People often ask me “what’s the best thing about being a conductor?”
Is it the screaming girls, the unfettered power, the great music you do on outdoor gigs, the constant praise and flattery, the almost unlimited vacation time, the glamorous air travel, the way “normal” people look at you when you tell them what you do for a living, or the fact that your “instrument” is a 14” long stick of wood that costs about ten bucks instead of hundreds of thousands?
Well, as the wise man said in Spinal Tap “it’s sex, drugs and rock ‘n’ roll, but if I had enough sex and drugs, I could probably do without the rock ‘n’ roll.”
Actually, the real best thing about being a conductor is getting little presents on stage at the ends of concerts. To be honest, after all these years, I’m still not sure why we get them sometimes and sometimes not. Walter Weller didn’t get anything from BBC NOW at his concert on Friday, but the soloist, Steven Isserlis, did. On the other hand, the conductor the week before did get a bottle. Music directors almost never get them, but guest conductors usually do.

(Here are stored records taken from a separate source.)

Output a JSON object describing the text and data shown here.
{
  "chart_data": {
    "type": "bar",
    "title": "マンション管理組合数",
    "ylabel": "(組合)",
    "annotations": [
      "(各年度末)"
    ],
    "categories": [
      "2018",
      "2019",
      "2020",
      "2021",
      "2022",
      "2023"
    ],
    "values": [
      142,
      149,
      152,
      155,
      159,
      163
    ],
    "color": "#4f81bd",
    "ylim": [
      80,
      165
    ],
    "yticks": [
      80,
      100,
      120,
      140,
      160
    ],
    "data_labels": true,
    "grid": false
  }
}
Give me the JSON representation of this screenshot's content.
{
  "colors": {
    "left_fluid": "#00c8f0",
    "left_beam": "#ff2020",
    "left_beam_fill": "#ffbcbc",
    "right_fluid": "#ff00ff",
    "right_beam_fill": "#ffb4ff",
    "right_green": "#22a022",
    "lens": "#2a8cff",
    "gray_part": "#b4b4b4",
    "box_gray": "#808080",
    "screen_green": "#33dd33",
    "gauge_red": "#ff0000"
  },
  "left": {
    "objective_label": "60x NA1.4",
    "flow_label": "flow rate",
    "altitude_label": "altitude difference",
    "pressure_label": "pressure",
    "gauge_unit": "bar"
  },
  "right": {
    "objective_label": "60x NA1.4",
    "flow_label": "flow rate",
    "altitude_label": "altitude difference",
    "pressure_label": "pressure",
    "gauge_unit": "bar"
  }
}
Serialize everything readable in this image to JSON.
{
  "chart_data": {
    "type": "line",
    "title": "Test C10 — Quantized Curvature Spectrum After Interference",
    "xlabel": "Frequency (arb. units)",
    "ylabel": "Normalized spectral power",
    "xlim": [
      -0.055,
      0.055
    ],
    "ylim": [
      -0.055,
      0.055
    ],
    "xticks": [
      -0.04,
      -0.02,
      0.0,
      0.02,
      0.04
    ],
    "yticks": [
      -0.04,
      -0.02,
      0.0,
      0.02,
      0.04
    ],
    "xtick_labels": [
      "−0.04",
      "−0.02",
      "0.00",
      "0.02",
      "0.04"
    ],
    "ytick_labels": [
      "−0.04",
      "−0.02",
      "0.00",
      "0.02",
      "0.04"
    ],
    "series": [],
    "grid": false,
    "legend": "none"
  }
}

I tend to prefer a bottle to flowers, not because I’m a guy and don’t like flowers, but because in all likelihood I’m going to be on a plane less than twelve hours after the concert, and won’t get to enjoy the flowers for long and it seems a waste of money. For men (and perhaps this is sore point with women), the bottle has become the gift of choice these days. I’m not picky- it’s just nice when people think of you. Red wine, champagne, white are all good choices, although Rosé is maybe a bit girly for me. If you really liked working with me, a nice single malt scotch is always a treat. I’ve never been given any kind of beer- a fancy bottle of a Belgian beer is not a bad idea. I’m kind of surprised nobody’s ever given me coffee beans, but I have occasionally gotten interesting little local doodads, which I always love. The funniest one I ever got was a bottle of “wine” that I had just seen at the supermarket that afternoon on sale for two pounds (for my American readers, the cheapest bottle of wine in Britain is at least three pounds). I guess they loved the Shostakovich!
One piece of advice- I know the six year old is cute, but if they’re going to take ten minutes of encouraging them to take those flowers out onstage while the audience keeps clapping feebly, better leave it to a grown up.
Of course the best present is always a return invitation….
Seriously, it’s the screaming girls.